Draggers, I really want to pick up on a couple of things you said, because I hate the thought of you carrying a heavy load, and I feel that maybe there is another way of thinking of some of the issues here. You and others do bring so much warmth here and it's wonderful, and because of that I think it is especially important to practice good self-care around this. Bend your knees if you have to pick up that piano! But double check first - does the piano need to be moved?

quote:
have had to walk away through burn out from posting so much and trying to support people and yet it still isnt good enough


The thing I want to say here is that I know how painful it can be, when you're a really empathetic person, to see others hurting or feeling left out or unsupported. We can run a long long long long way to try to fix this, and yes, we can burn out. Because very often it's not good enough. Because very often when someone is feeling left out, there are some things in their own experience that they need to sort out before they can have the feelings of fitting in. They might need to learn to reach out, or to double check their perceptions of others, perhaps there is some projection going on, or they might need to find a gentler or more forthright way of talking, or to learn to follow up on conversations because others really do SEE them.... Could be heaps of different things. So being here, just like being in therapy, is one place to learn those things. But the work people need to do to get there is sometimes long and complex, involving puzzle pieces of trust, insight, inner strength, time and general 'readiness'.

And if we don't have those puzzle pieces yet, what someone else does to help us can't be 'good enough'. Because if they bend over backwards, they are the ones doing the yoga, when we need to gradually stretch and strengthen our own muscles. It gets complicated when someone is hurting themselves to help us, but we just aren't yet at the part where we can take in the help. We may not KNOW that we have to do the stretching - we may still want someone else to do the backbend for us - but somehow it just doesn't work that way.

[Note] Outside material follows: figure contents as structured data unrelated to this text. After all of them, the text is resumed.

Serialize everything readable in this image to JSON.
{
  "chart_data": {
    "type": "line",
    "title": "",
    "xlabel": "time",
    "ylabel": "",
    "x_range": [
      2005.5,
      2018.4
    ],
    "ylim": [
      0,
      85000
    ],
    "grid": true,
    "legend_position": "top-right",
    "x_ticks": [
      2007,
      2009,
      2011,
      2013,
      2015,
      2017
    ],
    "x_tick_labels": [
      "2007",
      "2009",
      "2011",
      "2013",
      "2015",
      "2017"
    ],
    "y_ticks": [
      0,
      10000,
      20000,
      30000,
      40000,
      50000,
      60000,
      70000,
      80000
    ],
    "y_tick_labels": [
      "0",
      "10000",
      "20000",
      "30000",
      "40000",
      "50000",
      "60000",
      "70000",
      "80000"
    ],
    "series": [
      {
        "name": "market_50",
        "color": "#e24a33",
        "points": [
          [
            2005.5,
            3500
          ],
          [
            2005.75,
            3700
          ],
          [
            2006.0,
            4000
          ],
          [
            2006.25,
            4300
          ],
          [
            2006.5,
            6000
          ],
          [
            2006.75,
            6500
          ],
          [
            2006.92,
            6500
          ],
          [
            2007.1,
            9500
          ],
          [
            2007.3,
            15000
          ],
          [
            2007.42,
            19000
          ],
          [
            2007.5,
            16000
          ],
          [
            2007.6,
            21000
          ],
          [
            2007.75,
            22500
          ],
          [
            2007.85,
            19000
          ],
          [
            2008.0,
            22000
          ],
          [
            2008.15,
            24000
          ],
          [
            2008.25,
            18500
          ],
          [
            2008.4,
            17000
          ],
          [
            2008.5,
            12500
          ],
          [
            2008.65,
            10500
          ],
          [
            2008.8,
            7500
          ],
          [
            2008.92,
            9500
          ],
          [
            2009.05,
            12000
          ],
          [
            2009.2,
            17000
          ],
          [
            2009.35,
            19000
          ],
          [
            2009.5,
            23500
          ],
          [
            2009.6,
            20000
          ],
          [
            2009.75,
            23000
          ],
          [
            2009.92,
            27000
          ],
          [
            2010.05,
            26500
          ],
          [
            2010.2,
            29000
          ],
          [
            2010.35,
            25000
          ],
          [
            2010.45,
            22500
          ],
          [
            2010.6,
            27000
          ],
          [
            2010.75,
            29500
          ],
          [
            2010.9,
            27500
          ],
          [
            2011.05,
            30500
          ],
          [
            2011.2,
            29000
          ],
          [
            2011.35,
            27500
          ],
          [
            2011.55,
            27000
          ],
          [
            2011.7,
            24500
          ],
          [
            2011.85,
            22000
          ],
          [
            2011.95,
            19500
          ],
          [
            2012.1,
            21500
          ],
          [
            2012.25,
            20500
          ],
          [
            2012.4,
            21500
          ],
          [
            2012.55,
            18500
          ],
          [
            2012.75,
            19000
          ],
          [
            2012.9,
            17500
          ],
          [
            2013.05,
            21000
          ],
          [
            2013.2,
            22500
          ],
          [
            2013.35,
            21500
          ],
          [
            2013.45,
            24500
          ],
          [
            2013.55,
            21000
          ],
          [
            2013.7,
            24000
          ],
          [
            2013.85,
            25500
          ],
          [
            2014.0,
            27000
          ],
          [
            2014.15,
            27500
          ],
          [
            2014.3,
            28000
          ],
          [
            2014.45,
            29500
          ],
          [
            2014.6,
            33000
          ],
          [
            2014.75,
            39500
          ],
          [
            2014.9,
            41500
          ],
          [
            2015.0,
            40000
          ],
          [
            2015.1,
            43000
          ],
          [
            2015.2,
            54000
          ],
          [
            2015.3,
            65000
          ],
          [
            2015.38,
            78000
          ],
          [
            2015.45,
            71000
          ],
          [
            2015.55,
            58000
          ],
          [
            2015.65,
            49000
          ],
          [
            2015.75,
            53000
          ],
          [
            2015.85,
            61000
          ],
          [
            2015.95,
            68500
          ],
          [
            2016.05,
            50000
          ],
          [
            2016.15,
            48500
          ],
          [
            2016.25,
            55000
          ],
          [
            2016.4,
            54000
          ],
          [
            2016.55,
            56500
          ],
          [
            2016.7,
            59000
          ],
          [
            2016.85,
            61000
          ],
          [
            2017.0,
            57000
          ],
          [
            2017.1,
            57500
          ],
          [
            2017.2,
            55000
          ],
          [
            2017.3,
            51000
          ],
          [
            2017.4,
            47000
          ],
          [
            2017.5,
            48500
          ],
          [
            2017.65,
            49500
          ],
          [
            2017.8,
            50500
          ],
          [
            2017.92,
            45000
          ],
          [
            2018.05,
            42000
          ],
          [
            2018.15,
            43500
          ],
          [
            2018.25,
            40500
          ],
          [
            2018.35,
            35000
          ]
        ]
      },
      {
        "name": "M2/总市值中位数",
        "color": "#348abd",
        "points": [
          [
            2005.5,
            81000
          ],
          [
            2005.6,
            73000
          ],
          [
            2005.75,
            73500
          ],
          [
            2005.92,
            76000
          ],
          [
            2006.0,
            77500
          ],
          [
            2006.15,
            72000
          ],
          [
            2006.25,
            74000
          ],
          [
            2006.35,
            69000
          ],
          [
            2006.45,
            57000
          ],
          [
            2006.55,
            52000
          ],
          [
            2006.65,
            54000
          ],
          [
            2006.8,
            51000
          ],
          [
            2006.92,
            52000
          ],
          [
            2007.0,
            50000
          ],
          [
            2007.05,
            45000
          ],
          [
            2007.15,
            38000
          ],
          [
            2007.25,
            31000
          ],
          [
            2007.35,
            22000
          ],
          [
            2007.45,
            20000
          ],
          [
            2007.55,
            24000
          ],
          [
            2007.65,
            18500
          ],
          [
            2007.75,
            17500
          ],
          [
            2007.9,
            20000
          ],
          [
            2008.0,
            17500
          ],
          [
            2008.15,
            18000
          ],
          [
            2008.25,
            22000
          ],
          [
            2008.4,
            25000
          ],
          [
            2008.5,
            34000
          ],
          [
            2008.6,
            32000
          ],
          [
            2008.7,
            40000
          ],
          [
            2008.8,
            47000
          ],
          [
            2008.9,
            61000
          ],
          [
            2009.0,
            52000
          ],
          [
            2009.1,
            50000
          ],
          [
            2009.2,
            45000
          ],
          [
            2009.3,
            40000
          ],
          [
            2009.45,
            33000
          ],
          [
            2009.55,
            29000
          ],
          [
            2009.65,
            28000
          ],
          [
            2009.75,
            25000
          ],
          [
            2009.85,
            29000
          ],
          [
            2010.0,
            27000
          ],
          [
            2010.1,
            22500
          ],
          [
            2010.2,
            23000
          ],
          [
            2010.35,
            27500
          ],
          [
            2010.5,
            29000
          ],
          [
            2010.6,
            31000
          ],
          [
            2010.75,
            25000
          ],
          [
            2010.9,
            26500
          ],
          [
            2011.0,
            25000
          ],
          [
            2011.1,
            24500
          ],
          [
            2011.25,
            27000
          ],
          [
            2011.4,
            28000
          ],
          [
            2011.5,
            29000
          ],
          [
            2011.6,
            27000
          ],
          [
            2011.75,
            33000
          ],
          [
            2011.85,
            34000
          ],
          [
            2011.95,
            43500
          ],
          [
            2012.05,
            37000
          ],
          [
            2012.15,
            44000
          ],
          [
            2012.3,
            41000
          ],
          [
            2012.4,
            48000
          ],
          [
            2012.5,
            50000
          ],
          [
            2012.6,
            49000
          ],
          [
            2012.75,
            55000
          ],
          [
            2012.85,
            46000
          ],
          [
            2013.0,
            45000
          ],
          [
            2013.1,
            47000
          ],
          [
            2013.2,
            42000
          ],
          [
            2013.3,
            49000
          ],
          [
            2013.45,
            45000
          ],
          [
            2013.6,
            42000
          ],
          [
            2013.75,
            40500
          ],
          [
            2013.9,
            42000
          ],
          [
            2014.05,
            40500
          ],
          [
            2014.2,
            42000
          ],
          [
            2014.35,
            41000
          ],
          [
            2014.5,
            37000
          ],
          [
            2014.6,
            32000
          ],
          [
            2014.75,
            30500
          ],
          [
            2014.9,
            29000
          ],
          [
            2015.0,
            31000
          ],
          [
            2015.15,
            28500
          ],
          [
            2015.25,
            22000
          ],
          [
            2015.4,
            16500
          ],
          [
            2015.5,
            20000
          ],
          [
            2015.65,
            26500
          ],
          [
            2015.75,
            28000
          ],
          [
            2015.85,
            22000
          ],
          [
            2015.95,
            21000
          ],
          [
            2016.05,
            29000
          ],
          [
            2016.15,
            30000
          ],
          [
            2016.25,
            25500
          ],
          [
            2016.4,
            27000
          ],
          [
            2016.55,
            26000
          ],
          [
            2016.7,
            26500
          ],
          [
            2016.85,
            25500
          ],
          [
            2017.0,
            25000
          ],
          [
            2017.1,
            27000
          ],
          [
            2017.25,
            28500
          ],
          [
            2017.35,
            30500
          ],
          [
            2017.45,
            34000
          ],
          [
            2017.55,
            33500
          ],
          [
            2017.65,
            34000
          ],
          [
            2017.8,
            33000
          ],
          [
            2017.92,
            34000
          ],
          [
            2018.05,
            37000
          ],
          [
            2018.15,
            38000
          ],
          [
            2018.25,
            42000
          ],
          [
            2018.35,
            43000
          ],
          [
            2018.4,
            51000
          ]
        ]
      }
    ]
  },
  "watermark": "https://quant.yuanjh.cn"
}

So I think it is really lovely to make a warm space for people, but I also think it's worth looking twice at our own need to stop people hurting. Often people need their pain, because it holds the ingredients of their growth. And if you feel urgently that you need to take someone else's pain from them, and you are over-extending yourself to do that, in a way it's like playing pass the parcel with the pain - it goes around and around from one person to the next but the pain never gets unwrapped, it just gets more layers! Does that make sense?

And then the other related thing I wanted to say was that maybe it's okay when the forum goes quiet for a while. Maybe that is like the silence in therapy, where so much happens. People chew over ideas, they feel stuff, process stuff. They figure out what they want to bring forward. They realise that it's their hour, and if they want to talk, they have the space. I work in groups sometimes and I realised a while ago that I was shutting the quiet ones up accidentally because when it was silent for a while I HAD to say something. The quiet ones just had a longer tolerance for quiet than me! After a long silence sometimes the energy is different, people have had time to let old ideas go and let new ones rise up....

So anyway, two cents on the table! Thank you Draggers for speaking so frankly and passionately, and thank you everyone else too for having the conversation, it's a really interesting one and there's so much care for the community in it. I'll bow out again now, leaving lots and lots of fondness and love here.